The ring cornice of the dome supports eight smaller lunettes, each containing a polychrome sculpture of an angel backed by scalloping and bounded by white molded archivolts. In between the lunettes are shields displaying the heraldry of the Italian royal House of Savoy. Eight ribs rise from these to the wide oculus of the lantern, and the ribs and oculus are decorated with stucco grotesquery. The eight panels in between the ribs are in gold bordered in dark grey, and each depicts a pedimented aedicule surrounded by more ancient grotesque design features. The aedicules each contain a Christian symbol on a dark blue background.
The sanctuary apse is much narrower than the central nave. It is provided with a pair of flanking pilasters, above which the entablature ends. Above the ends of the entablature in turn is a semi-circular archivolt in white, cutting into the dome lunette.
The lunette has a depiction of the two founders of the hospital, Baccelli (left) and Durante, in its left hand corner.
The apse wall is divided by a string course about two thirds up the height of the flanking pilasters. Above this, it is entirely taken up by a huge fresco of Christ in Majesty.
A serious contrast is now provided by the bottom part of the apse wall, which has a mosaic by Rupnik in his distinctive style. This shows a Deesis, with Our Lady and Pope St John Paul II present at the Crucifixion.
The string course continues across the nave back wall on the other side of the pilasters. This divides the two wall zones into two sectors each. The smaller upper sectors are each occupied by an epigraph tablet frescoed in dark blue, with an ornate Grotesque frame in pale grey.

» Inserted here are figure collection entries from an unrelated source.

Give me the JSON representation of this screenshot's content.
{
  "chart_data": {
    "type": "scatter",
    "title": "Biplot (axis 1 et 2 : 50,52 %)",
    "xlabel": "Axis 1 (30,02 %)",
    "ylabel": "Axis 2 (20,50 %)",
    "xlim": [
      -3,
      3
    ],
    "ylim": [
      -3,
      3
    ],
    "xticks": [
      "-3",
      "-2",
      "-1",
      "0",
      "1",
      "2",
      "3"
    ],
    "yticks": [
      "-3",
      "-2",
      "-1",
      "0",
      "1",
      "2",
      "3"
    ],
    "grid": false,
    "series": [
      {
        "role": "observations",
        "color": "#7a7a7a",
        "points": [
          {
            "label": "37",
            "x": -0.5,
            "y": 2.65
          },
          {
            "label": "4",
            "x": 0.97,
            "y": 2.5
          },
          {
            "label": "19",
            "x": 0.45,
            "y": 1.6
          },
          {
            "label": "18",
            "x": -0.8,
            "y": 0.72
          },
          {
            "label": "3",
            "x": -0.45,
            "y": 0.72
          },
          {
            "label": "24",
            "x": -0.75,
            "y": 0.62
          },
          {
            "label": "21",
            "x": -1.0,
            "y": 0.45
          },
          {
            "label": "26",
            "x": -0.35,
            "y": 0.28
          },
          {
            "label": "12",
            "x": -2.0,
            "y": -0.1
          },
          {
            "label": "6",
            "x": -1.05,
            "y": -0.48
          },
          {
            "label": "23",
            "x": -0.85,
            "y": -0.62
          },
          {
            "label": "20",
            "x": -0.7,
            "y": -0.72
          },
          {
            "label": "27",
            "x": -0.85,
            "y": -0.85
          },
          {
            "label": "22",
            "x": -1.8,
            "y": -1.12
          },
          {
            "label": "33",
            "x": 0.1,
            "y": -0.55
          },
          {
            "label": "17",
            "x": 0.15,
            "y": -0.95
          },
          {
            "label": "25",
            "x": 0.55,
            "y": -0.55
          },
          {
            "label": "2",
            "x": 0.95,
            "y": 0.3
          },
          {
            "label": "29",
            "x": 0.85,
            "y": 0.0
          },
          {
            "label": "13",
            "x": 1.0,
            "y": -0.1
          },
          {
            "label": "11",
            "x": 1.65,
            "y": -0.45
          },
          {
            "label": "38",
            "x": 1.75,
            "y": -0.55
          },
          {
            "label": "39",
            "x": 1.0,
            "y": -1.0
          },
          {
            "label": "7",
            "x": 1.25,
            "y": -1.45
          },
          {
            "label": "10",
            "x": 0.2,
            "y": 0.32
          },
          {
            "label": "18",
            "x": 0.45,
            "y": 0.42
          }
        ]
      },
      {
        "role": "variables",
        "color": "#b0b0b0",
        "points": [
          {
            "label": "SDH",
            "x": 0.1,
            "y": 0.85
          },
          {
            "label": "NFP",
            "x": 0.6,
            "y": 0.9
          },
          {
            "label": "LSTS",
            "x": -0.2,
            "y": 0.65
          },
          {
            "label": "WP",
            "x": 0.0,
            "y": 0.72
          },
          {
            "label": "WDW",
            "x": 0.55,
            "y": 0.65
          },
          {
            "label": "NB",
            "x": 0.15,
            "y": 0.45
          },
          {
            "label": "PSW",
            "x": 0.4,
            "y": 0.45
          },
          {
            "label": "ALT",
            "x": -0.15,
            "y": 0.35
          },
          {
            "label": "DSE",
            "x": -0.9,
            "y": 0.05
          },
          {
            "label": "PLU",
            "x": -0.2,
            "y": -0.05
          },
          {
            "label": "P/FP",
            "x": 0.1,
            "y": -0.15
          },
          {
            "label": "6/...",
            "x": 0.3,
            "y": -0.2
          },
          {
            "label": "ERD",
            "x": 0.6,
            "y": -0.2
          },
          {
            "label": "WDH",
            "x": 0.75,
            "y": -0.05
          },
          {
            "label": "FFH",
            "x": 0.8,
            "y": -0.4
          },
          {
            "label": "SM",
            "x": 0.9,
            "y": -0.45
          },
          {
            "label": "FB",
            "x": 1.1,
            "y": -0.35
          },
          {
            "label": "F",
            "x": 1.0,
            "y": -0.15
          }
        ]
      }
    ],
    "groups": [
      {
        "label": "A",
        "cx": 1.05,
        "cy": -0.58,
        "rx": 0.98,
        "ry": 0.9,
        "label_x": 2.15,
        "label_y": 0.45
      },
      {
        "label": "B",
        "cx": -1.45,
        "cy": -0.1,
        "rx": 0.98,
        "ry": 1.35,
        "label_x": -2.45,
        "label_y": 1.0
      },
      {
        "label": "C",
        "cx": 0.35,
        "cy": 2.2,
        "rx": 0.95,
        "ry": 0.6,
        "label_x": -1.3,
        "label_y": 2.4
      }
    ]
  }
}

The left hand one reads Fili, in tua infirmitate ne despicias teipsum ("Son, in your weakness do not despise yourself") Sirach 38:9; the right hand one reads Esto salus nostra in tempore tribulationis ("Be our salvation in the time of troubles") Isaiah 33:2.
Below these tablets are two more Rupnik mosaics. The left hand one depicts St Agostina Pietrantoni, a religious sister who was working as a nurse in the old city hospital of Santo Spirito in Sassia when she was murdered by an anti-clerical patient. The right hand one is in abstract style, and backs the tabernacle set into it. The tabernacle door is also in gilded mosaic, with the Italian text in red Io sono la vita ("I am the Life").
The altar and the lectern are in white marble, and are designed by Rupnik. The former is a low cuboid with chamfered corners, bearing a cross in gold mosaic on its front. The chamfers sweep inwards as they approach the floor.
The lectern has a carving representing flames on its fall. They stand on a circular marble platform set into the curve of the apse. Following the curve is a continuous marble bench for the liturgical ministers.
Access and liturgy Edit
The chapel is open 24 hours a day.
Mass is celebrated:
Sundays and Solemnities 9:00 or 9:15 (unclear as to why, so turn up for the first time given).